RAAF surgeon leads international medical team at RIMPAC

A RAAF medical officer is filling one of three component surgeon positions, charged with ensuring the care of more than 25,000 personnel participating in Exercise Rim of the Pacific (RIMPAC).

CAPTIONRAAF Group Captain Glenn Pascoe, Surgeon to the Combined Forces Air Component Command at Joint Base Pearl Harbor-Hickam Hawaii for Exercise RIMPAC, speaks with medical team members. Story by Lieutenant Carolyn Martin. Photo by Corporal Adam Abela.

Group Captain Glenn Pascoe is surgeon to the Combined Forces Air Component Command (CFACC) at Joint Base Pearl Harbor-Hickam in Hawaii.

Group Captain Pascoe is leading a medical team of 13 personnel, which includes three Canadians, one Britt, two New Zealanders and six US medical staff. The team is a combination of full-time and reserve personnel.

“Essentially, our role is to advise command on anything medical within the air component. That could include aeromedical evacuations as well as tracking any medical issues in real-world and exercise scenarios,” Group Captain Pascoe said.

“The team will advise on the care required for any injured or ill members from any nation from location to care, and then ensure their fitness to return to duty or to their home nation.”

Group Captain Pascoe’s CFACC deputy surgeon is Royal Canadian Air Force’s Lieutenant Colonel Aaron Minkley.

Lieutenant Colonel Minkley said the CFACC medical team was made up of the five nations from the ‘Five Eyes’ group of countries – Australia, Canada, New Zealand, the UK and the US – so interoperability agreements already existed for air medical evacuations.

“Five Eyes members are used to working together. What’s nice about RIMPAC is it expands that interoperability training to the 29 nations participating. It gives us the opportunity to work with nations that we haven’t worked closely with in the past, like European countries including Germany and France, as well as many Asian countries,” Lieutenant Colonel Minkley said.

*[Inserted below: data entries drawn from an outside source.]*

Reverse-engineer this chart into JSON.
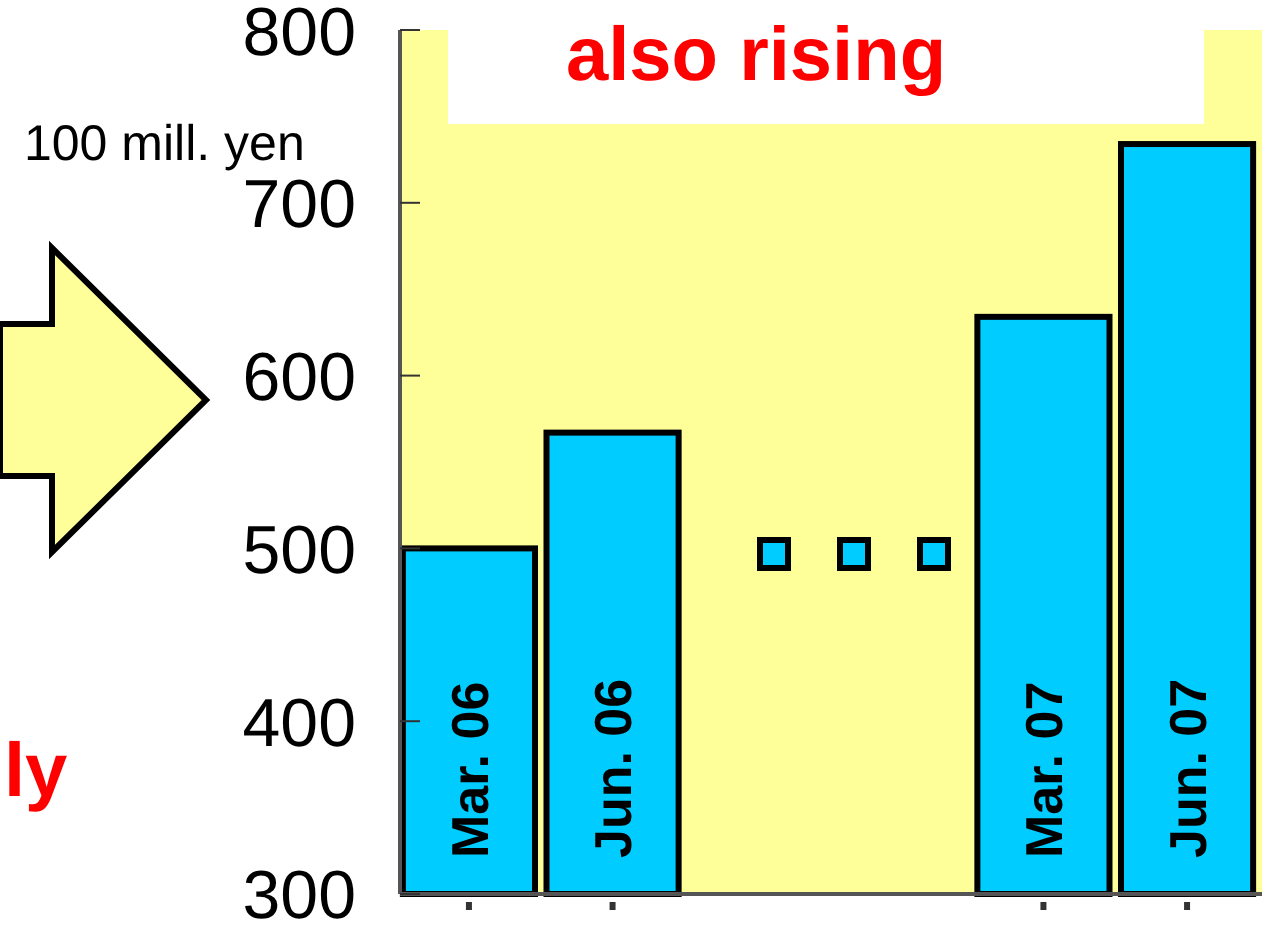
{
  "chart_data": {
    "type": "bar",
    "title": "also rising",
    "ylabel": "100 mill. yen",
    "categories": [
      "Mar. 06",
      "Jun. 06",
      null,
      null,
      "Mar. 07",
      "Jun. 07"
    ],
    "values": [
      500,
      567,
      null,
      null,
      634,
      734
    ],
    "color": "#00ccff",
    "ylim": [
      300,
      800
    ],
    "yticks": [
      300,
      400,
      500,
      600,
      700,
      800
    ],
    "grid": false,
    "annotations": [
      "ly"
    ]
  }
}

“For example, yesterday one of my evacuation medical teams was on the US Navy aircraft carrier, USS Carl Vinson, working alongside healthcare teams from India and Brunei to expand our joint abilities to care for critically ill patients if required. That is a classic advantage of RIMPAC.”

This is the third RIMPAC exercise for Senior Chief Petty Officer Oliver Arceo, an enlisted hospital corpsman in the US Navy.

Senior Chief Petty Officer Arceo has taken on the role of coach and mentor for most of the team who are participating in RIMAPC for the first time.

“This is a fantastic multi-national crew that we have assembled together from different backgrounds. I’m very happy to be working with them in this exercise and just engaging with every single one of them,” Senior Chief Petty Officer Arceo said.

“We hope to learn how to work cooperatively and be in synch with maritime standards and how we handle situations and scenarios at RIMPAC as a group.”

Group Captain Pascoe said the team would be drawing on their collective experience, including his as Deputy Validating Flight Surgeon in the Combined Air Operations Centre in Iraq during 2003.

“I have faith that the team has the knowledge, experience and willingness to coordinate the health care required to their military friends and colleagues this RIMPAC,” Group Captain Pascoe said.